Dear Art,
I take the liberty to reproduce the contents of your reply in Excel sheet for benefit of all. Being a naive in the field of reciprocating compressors ( a lot of other things for that matter), I misjudged the 1500 RPM as that of the compressor , which in fact is the RPM of the driver. I misjudged the amount of data required too, again blame my ignorance.
The compressor as such has a RPM of 263, quite within the range you prefer. I have provided few more details in the attachments and also cleared some of the doubts in the reply below.
● The compression ratio of each stage is the product of the ABSOLUTE discharge pressure divided by the ABSOLUTE suction pressure - it does not relate to the gauge pressures.
● Note that when the 1st stage suction pressure of the 90% H2 flow is increased by 5 kg/cm2 (71 psi), the compression ratio increases dramatically.
● No flow diagram, P&ID, or process description is given. It is assumed that the feed stream is supplied evenly and in a controlled manner. The feed available is in abundance. in a sense the suction pressure is controlled by sending the excess to elsewhere, so no feed starvation is there.
● No information is given on the capacity control(s) and it is assumed that the compressor is allowed to run at rated speed and capacity in each stage. There is no capacity control in place and the compressor works in 100% load all the time.

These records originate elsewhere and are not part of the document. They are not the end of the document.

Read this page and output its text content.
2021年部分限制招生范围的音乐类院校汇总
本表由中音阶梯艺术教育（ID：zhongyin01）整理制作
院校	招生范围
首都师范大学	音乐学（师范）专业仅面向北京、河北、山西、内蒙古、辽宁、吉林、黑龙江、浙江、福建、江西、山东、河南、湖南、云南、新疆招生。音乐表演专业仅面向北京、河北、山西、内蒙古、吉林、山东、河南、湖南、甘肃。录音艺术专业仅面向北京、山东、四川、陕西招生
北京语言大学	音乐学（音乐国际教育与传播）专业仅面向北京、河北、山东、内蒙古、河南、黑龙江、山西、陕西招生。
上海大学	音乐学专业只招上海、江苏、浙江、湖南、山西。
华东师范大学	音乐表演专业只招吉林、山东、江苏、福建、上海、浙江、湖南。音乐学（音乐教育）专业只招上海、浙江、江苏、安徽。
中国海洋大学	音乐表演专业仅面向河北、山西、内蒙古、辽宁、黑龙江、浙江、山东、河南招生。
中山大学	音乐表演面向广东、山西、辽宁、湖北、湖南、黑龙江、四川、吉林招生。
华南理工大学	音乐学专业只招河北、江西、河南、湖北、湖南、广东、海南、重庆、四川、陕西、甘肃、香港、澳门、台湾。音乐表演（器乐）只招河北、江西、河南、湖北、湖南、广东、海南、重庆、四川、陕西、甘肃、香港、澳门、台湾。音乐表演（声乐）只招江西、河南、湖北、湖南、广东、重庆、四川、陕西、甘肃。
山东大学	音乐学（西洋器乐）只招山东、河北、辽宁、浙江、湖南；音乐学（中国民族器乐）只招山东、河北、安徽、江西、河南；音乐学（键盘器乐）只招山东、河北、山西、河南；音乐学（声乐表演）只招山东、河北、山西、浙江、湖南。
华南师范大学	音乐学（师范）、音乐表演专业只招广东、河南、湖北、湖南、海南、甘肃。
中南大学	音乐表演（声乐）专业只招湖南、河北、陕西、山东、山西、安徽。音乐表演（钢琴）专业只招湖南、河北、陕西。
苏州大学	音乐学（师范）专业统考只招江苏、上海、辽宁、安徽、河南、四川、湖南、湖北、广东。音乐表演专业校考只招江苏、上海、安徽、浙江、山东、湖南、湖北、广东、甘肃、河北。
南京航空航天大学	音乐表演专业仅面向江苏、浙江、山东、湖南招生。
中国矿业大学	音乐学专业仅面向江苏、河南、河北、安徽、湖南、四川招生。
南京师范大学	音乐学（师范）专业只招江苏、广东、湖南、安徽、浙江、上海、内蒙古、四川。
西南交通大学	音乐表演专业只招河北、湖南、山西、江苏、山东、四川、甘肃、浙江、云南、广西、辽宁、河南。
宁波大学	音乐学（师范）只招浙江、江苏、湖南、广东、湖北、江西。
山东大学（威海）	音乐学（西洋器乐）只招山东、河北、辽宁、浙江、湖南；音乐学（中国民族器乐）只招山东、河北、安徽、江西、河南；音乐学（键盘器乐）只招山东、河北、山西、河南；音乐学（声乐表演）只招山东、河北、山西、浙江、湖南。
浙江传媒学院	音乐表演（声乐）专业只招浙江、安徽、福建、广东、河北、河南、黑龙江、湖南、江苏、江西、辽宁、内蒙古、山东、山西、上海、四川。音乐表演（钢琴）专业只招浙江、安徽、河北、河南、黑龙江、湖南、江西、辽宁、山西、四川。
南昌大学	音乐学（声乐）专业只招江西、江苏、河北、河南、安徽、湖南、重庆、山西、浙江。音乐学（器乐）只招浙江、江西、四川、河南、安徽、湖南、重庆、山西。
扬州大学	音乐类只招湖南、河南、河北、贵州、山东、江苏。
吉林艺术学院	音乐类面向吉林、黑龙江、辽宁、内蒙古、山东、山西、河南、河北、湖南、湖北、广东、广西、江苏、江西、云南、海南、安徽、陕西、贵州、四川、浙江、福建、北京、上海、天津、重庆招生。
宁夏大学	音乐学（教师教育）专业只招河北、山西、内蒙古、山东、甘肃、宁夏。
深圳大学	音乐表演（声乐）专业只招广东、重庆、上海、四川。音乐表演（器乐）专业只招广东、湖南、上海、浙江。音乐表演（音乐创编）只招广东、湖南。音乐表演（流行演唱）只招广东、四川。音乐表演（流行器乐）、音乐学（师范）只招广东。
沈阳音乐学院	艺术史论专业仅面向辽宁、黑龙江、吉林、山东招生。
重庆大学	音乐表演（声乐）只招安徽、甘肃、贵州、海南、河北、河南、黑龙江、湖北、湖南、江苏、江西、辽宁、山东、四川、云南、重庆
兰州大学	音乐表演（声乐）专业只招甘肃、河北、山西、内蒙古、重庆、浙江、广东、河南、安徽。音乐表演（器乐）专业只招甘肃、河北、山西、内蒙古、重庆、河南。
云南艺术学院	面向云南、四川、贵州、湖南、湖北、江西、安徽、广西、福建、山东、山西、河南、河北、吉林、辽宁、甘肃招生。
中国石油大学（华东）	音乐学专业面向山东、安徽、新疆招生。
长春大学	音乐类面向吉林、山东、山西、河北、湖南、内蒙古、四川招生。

● It is assumed that the 2nd stage discharge pressure of the compressor is held constant by a back-pressure control valve on the discharge stream. IT is rather controlled by system pressure of hydrotreater it is supplying to, which infact is controlled.

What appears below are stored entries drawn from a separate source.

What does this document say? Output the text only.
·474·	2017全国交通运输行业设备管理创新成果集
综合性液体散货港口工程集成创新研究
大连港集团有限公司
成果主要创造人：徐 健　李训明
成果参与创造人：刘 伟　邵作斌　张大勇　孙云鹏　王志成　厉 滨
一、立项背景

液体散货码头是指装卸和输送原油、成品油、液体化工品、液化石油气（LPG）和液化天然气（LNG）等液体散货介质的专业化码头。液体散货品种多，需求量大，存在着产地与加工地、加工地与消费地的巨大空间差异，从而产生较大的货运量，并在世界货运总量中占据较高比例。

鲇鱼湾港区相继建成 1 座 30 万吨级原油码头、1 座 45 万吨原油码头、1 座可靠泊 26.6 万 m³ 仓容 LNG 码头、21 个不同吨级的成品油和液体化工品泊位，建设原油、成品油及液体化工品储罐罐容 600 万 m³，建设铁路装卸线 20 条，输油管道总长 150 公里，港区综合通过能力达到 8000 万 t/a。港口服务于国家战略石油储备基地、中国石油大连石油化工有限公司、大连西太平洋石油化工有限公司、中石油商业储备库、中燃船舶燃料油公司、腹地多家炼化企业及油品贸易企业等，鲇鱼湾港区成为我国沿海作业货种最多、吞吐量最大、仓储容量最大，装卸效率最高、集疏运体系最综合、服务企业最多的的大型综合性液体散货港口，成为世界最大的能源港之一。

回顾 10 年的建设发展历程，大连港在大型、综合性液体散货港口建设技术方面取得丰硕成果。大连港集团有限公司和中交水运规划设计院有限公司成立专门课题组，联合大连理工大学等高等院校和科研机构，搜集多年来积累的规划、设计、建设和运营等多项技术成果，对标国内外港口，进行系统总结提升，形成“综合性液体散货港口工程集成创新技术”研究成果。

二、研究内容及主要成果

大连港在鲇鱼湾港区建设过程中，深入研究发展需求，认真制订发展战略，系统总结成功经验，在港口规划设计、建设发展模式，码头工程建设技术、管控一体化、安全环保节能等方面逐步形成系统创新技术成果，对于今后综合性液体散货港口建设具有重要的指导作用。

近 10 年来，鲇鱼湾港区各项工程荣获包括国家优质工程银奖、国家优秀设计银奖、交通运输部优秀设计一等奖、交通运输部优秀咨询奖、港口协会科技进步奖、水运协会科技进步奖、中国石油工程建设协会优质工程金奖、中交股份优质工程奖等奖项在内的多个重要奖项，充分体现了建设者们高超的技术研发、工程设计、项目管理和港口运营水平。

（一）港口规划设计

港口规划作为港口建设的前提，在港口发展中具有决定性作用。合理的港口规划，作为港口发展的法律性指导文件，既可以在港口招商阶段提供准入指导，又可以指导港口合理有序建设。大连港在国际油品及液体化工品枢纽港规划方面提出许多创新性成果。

● No information is given on the cylinder lubrication feature - lubed or non-lubed; it is not known if this compressor is a new purchase or used (from another application?). It is a lube cooled compressor and in use for last 17 years which is due for overhauling as reported by maintenance guys.
● Although the service is not severe, it is taxing on a machine that is double-acting (on both stages?) and running at 1,500 rpm. This is considered as an excessive, high speed - especially for Hydrogen, a very small molecule. RPM is 263, double acting in both cylinders.
● A manufacturer's detailed data sheet (such as API 618 Data Sheet) is needed to evaluate the compressor's rated operation and present results. Could manage the detail Engg consultant's datasheet and few details from manufacturer's installation guide. hope this suffices.
● A discharge temperature on an oil-lubricated cylinder should be around 300 °F (148 °C) as recommended by API standards. This temperature is normally used as an alarm point and 350 °F (175 °C) is the shutdown temperature. These alarm points are related to the limits of the lubricating oil used - not to the machine itself. The potential hazards are oil ignition and explosion (in air service) or oil coking and sludge creation.
● The capacity or size of the compressor and driver are not given. Capacity is 188 Kg/hr
● I would normally specify a 3-stage, oil lubricated compressor for this application running a conservative 300-400 rpm. This would reduce discharge temperatures (and wear).
● Depending on the type and present condition of the piston rings on this double acting machine, there might be ring wear - particularly in the 2nd stage - that is causing some re-compression and elevating the discharge pressure(s). This is hard to speculate without past compressor operating records and history. Certainly, a super-high rpm of 1,500 rpm is going to favor fast piston ring wear as well as bearings and valves. That is the price you pay when you specify a cheaper, fast rpm machine. This type of machines are not meant for application as dependable process compressors. They are designed and employed out in the oil patch where they are depreciated at a very fast rate just as everything else in the oil patch. They are not meant for the usual 10-15 year operating life.
● More information is needed on the compressor: Make, model, type, cylinder sizes, rod size, configuration, capacity control, driver specifications, etc., etc. Its a Dresser Rand make
In addition to above, we intend to improve the jacket, bearing housing and seal cooling system of the compressor by means of providing Deminaralised water/ steam condensate with ethylene glycol in 50:50 ratio in a closed loop tempered water system. The makeup in the jacket cooling tempered water system is presently from cooling water which tends to choke frequently. We assume this would help improve the discharge temperatures.
Edited by Phukan, 22 December 2018 - 02:11 AM.